The plan also calls for building new roads, airports and seaports, as well as developing tourism and health care.

"Rebuilding Haiti does not mean returning to the situation that prevailed before the earthquake," the document states. "It means addressing all these areas of vulnerability, so that the vagaries of nature or natural disasters never again inflict such suffering or cause so much damage and loss."

Over $5 billion has already been promised to Haiti prior to the conference, including $2.7 billion from the European Union and a coalition of humanitarian groups and $2.8 from the U.S. government.

In a statement released yesterday, Refugees International Senior Advocate Patrick Duplat called the Obama administration's pledge a "reassuring sign of America's continued interest in the well-being of the Haitian people" adding that "we must ensure that it's spent wisely."

At the same time, however, Duplat notes that "millions of Haitians are still desperate for food, water, shelter and protection from abuse and exploitation" despite the billions of dollars that have flowed into the country since the quake.

Adequate shelter, in particular, is becoming increasingly vital for those displaced by the quake, as heavy rains and floods, which left 13 dead in February, continue to threaten livelihoods.

Catholic Relief Services (CRS), which has raised nearly $121 million for quake victims, has started a campaign to ensure that all homeless Haitians can have at least a sturdy tent to shelter themselves with before the rain comes.

"The push is to be able to give people safer options than where they are living now," CRS worker Isaac Boyd told Catholic News Service (CNS). "The main point is either to get people off some pretty unsightly sites or at least slim down the population in these camps significantly."

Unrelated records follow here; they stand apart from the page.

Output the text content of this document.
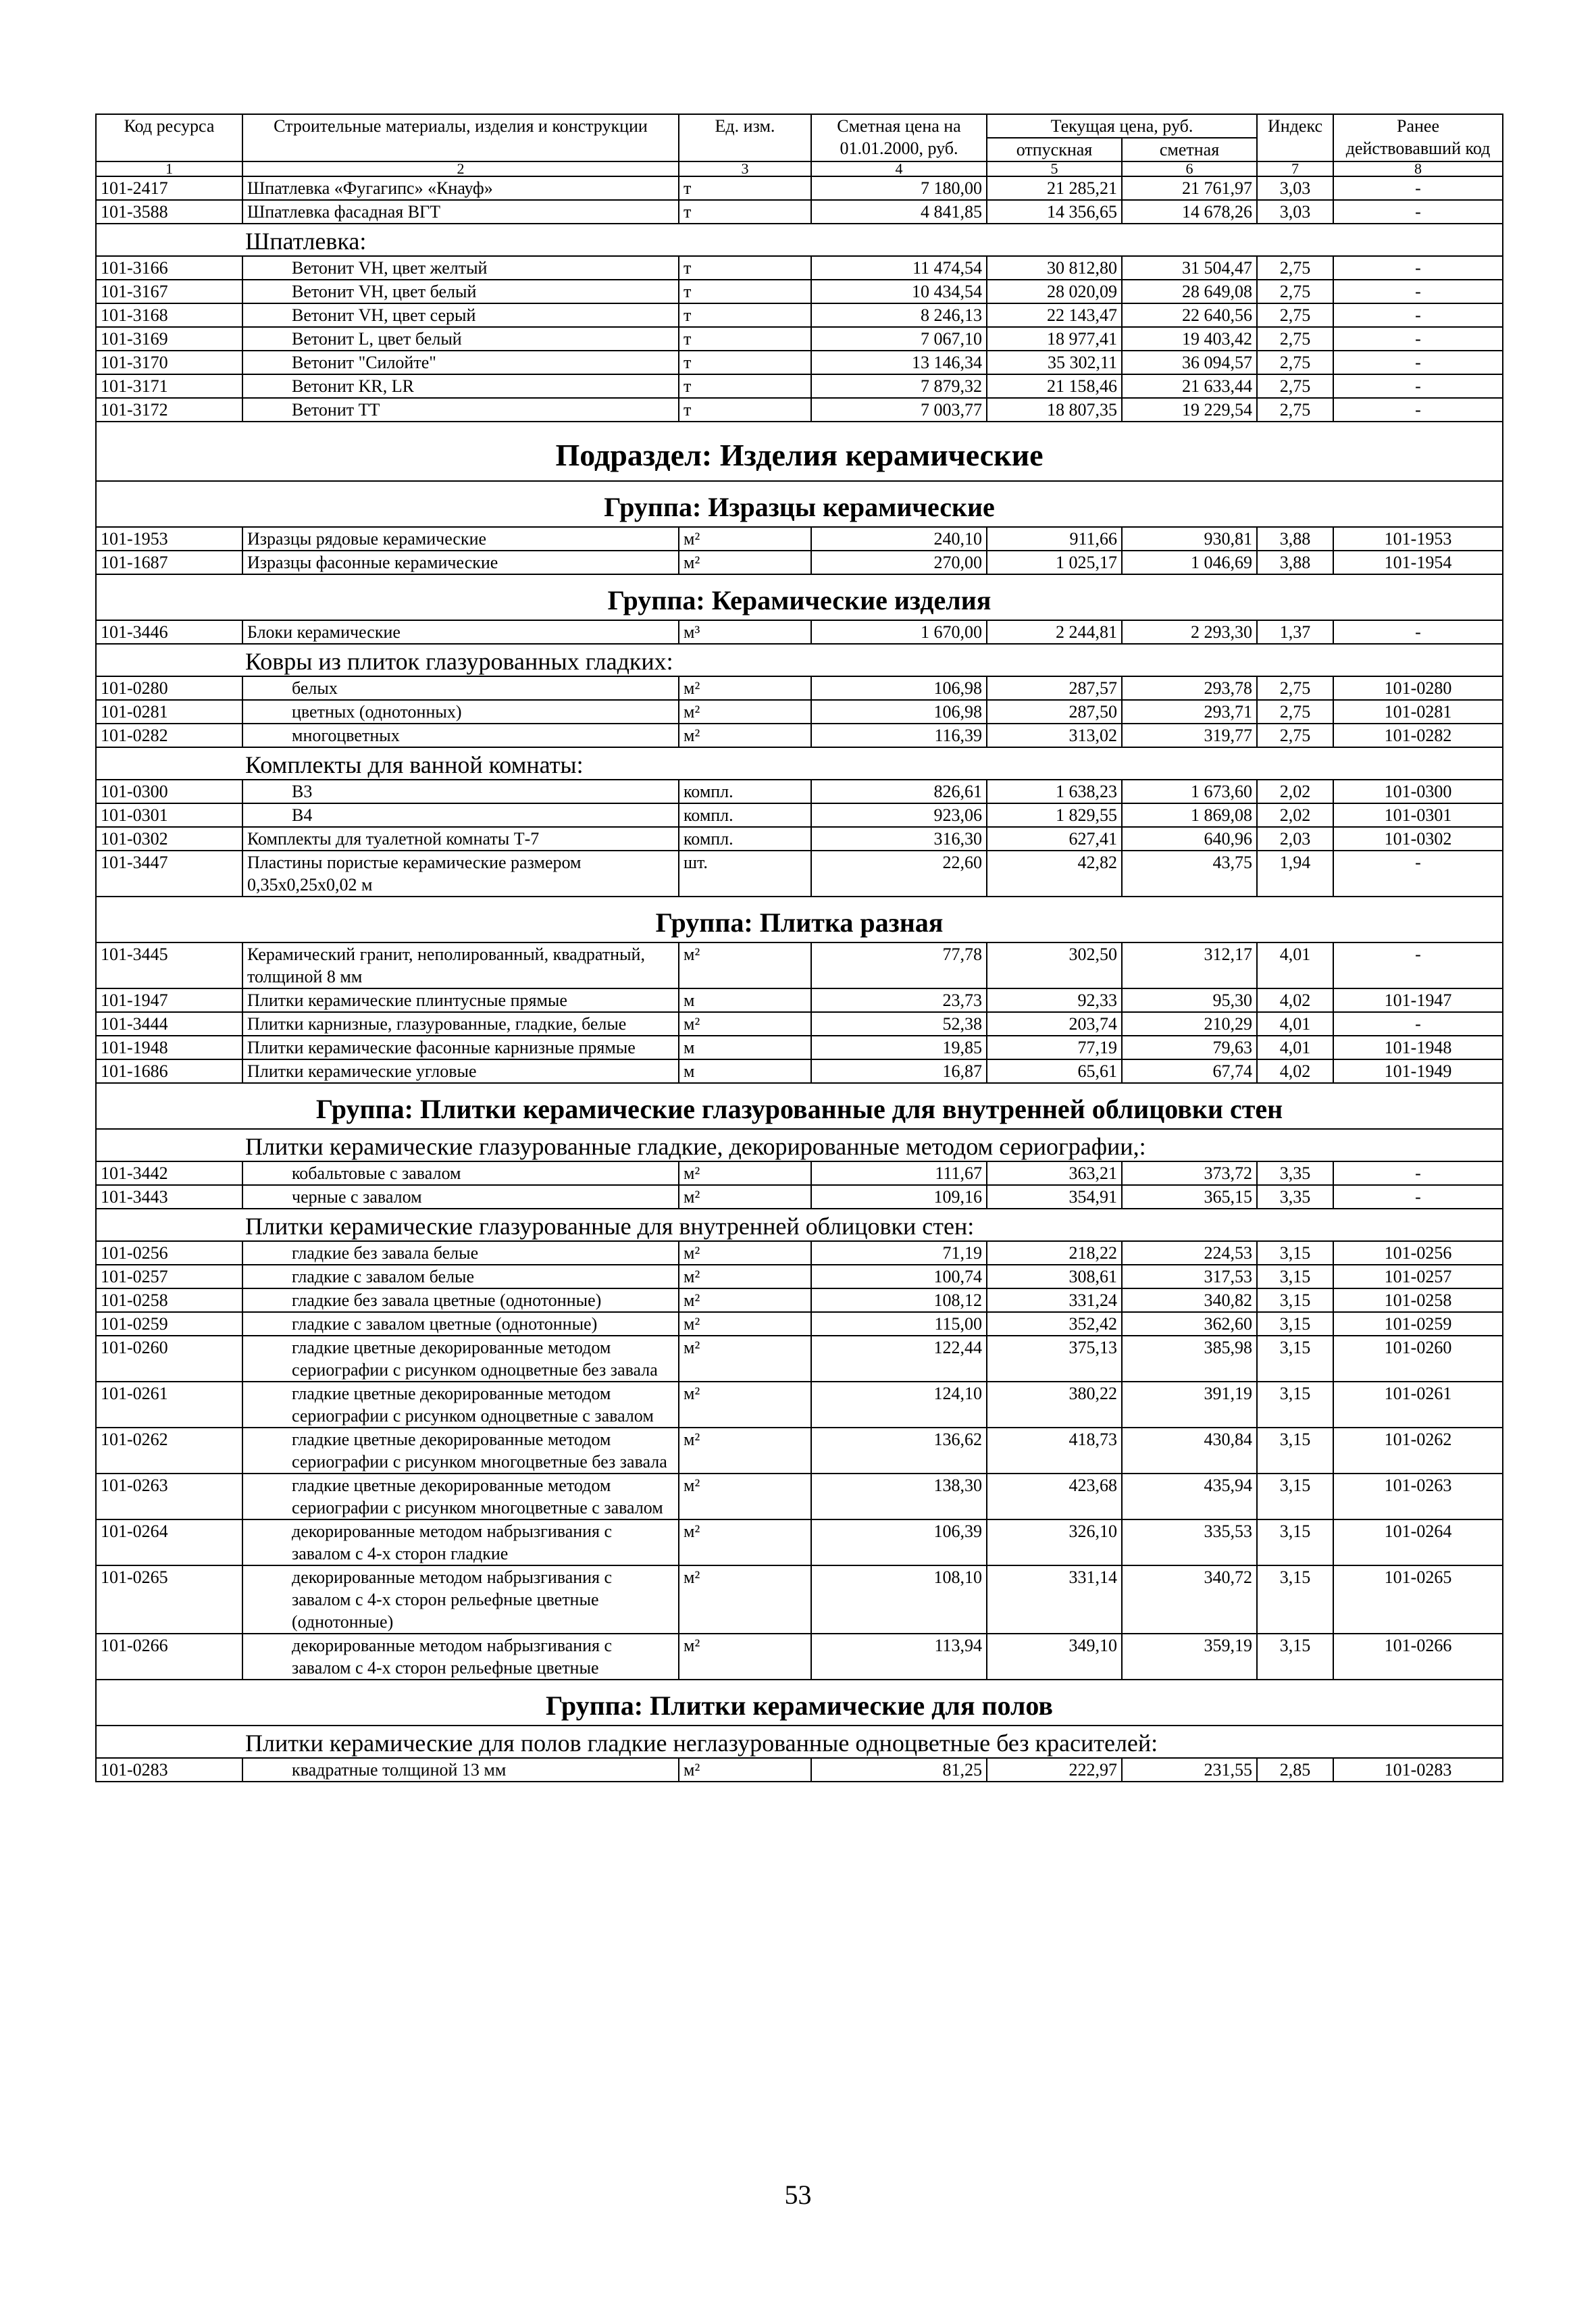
Код ресурса	Строительные материалы, изделия и конструкции	Ед. изм.	Сметная цена на 01.01.2000, руб.	Текущая цена, руб.		Индекс	Ранее действовавший код
				отпускная	сметная		
1	2	3	4	5	6	7	8
101-2417	Шпатлевка «Фугагипс» «Кнауф»	т	7 180,00	21 285,21	21 761,97	3,03	-
101-3588	Шпатлевка фасадная ВГТ	т	4 841,85	14 356,65	14 678,26	3,03	-
Шпатлевка:							
101-3166	Ветонит VH, цвет желтый	т	11 474,54	30 812,80	31 504,47	2,75	-
101-3167	Ветонит VH, цвет белый	т	10 434,54	28 020,09	28 649,08	2,75	-
101-3168	Ветонит VH, цвет серый	т	8 246,13	22 143,47	22 640,56	2,75	-
101-3169	Ветонит L, цвет белый	т	7 067,10	18 977,41	19 403,42	2,75	-
101-3170	Ветонит "Силойте"	т	13 146,34	35 302,11	36 094,57	2,75	-
101-3171	Ветонит KR, LR	т	7 879,32	21 158,46	21 633,44	2,75	-
101-3172	Ветонит ТТ	т	7 003,77	18 807,35	19 229,54	2,75	-
Подраздел: Изделия керамические							
Группа: Изразцы керамические							
101-1953	Изразцы рядовые керамические	м²	240,10	911,66	930,81	3,88	101-1953
101-1687	Изразцы фасонные керамические	м²	270,00	1 025,17	1 046,69	3,88	101-1954
Группа: Керамические изделия							
101-3446	Блоки керамические	м³	1 670,00	2 244,81	2 293,30	1,37	-
Ковры из плиток глазурованных гладких:							
101-0280	белых	м²	106,98	287,57	293,78	2,75	101-0280
101-0281	цветных (однотонных)	м²	106,98	287,50	293,71	2,75	101-0281
101-0282	многоцветных	м²	116,39	313,02	319,77	2,75	101-0282
Комплекты для ванной комнаты:							
101-0300	В3	компл.	826,61	1 638,23	1 673,60	2,02	101-0300
101-0301	В4	компл.	923,06	1 829,55	1 869,08	2,02	101-0301
101-0302	Комплекты для туалетной комнаты Т-7	компл.	316,30	627,41	640,96	2,03	101-0302
101-3447	Пластины пористые керамические размером 0,35х0,25х0,02 м	шт.	22,60	42,82	43,75	1,94	-
Группа: Плитка разная							
101-3445	Керамический гранит, неполированный, квадратный, толщиной 8 мм	м²	77,78	302,50	312,17	4,01	-
101-1947	Плитки керамические плинтусные прямые	м	23,73	92,33	95,30	4,02	101-1947
101-3444	Плитки карнизные, глазурованные, гладкие, белые	м²	52,38	203,74	210,29	4,01	-
101-1948	Плитки керамические фасонные карнизные прямые	м	19,85	77,19	79,63	4,01	101-1948
101-1686	Плитки керамические угловые	м	16,87	65,61	67,74	4,02	101-1949
Группа: Плитки керамические глазурованные для внутренней облицовки стен							
Плитки керамические глазурованные гладкие, декорированные методом сериографии,:							
101-3442	кобальтовые с завалом	м²	111,67	363,21	373,72	3,35	-
101-3443	черные с завалом	м²	109,16	354,91	365,15	3,35	-
Плитки керамические глазурованные для внутренней облицовки стен:							
101-0256	гладкие без завала белые	м²	71,19	218,22	224,53	3,15	101-0256
101-0257	гладкие с завалом белые	м²	100,74	308,61	317,53	3,15	101-0257
101-0258	гладкие без завала цветные (однотонные)	м²	108,12	331,24	340,82	3,15	101-0258
101-0259	гладкие с завалом цветные (однотонные)	м²	115,00	352,42	362,60	3,15	101-0259
101-0260	гладкие цветные декорированные методом сериографии с рисунком одноцветные без завала	м²	122,44	375,13	385,98	3,15	101-0260
101-0261	гладкие цветные декорированные методом сериографии с рисунком одноцветные с завалом	м²	124,10	380,22	391,19	3,15	101-0261
101-0262	гладкие цветные декорированные методом сериографии с рисунком многоцветные без завала	м²	136,62	418,73	430,84	3,15	101-0262
101-0263	гладкие цветные декорированные методом сериографии с рисунком многоцветные с завалом	м²	138,30	423,68	435,94	3,15	101-0263
101-0264	декорированные методом набрызгивания с завалом с 4-х сторон гладкие	м²	106,39	326,10	335,53	3,15	101-0264
101-0265	декорированные методом набрызгивания с завалом с 4-х сторон рельефные цветные (однотонные)	м²	108,10	331,14	340,72	3,15	101-0265
101-0266	декорированные методом набрызгивания с завалом с 4-х сторон рельефные цветные	м²	113,94	349,10	359,19	3,15	101-0266
Группа: Плитки керамические для полов							
Плитки керамические для полов гладкие неглазурованные одноцветные без красителей:							
101-0283	квадратные толщиной 13 мм	м²	81,25	222,97	231,55	2,85	101-0283
53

Meanwhile, a $1.4 billion campaign by the U.N. to address immediate needs in Haiti remains less than 50 percent fulfilled.

"The appeal has stagnated," Elisabeth Byrs, spokeswoman for the U.N. Office for the Coordination of Humanitarian Affairs, said on Tuesday. "It is essential that the burst of generosity that we saw at the beginning of the crisis continues."

The 7.3-magnitude earthquake on Jan. 12, which claimed the lives of over 200,000 people, was the worst natural disaster to hit Haiti in nearly two centuries.

The quake caused an estimated $14 billion in damage to the country, which was already the poorest nation in the Western Hemisphere, with 80 percent of its population living on less than $2 a day.